I'm blanking on the fellows name right now, but in1985 while a student at Kent State University here in Ohio I was ground crew at Andrew Patton field where the university ran their flight school. In consequence of the flight school, we had a semi-resident FAA examiner on the field most days who had been a flight instructor during WWII, and most days we could get him to share some stories with us. He told us an almost identical story about spin training a cadet in a Piper Cub, when coming into the second rotation of the students spin, they were treated to an awful bang! Our examiner immediately looked left and right because he thought one of the wings had departed. Nope, correct number of wings .... looking straight ahead he finally saw a crack in the front windscreen from top to bottom. An uneventful landing followed and I'm pretty sure that's the first time I heard the expression "my ass was taking bites out of the seat cushion".

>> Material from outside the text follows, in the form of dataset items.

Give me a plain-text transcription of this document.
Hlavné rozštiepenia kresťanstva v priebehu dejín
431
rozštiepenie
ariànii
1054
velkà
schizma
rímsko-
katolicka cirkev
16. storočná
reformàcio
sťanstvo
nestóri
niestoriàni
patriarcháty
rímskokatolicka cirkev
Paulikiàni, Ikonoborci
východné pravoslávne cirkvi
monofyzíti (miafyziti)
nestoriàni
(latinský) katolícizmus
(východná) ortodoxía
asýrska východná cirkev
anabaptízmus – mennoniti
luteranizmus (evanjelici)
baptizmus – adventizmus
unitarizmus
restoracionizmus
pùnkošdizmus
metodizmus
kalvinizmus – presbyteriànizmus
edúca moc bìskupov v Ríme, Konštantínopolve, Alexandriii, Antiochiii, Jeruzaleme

What is the parasol aircraft in which Don is talking to his instructor during a spin? Looks like a French Loire, a single seater and not a two seat trainer 🤷♀🤷♀
Many Japanese Aces met their end thinking the new Hellcat was the under powered Wildcat. A tacit the Japanese would utilize is having a Wildcat chase them straight up, then stall and the Zero would swoop down for a easy kill but then to sell a Hellcat gaining as they turned down and be ripped to shreds but it's 6 -50 cals.. The Hellcat had the highest kill ratio at 19 to1. The Corsair had a 11 to 1 Kill ratio. The hellcat downed 5,156 enemy aircraft in just two years, accounting for 75 percent of the Navy's aerial victories during the war.
8:48 What are those structures between the funnels, with the four round heads on top?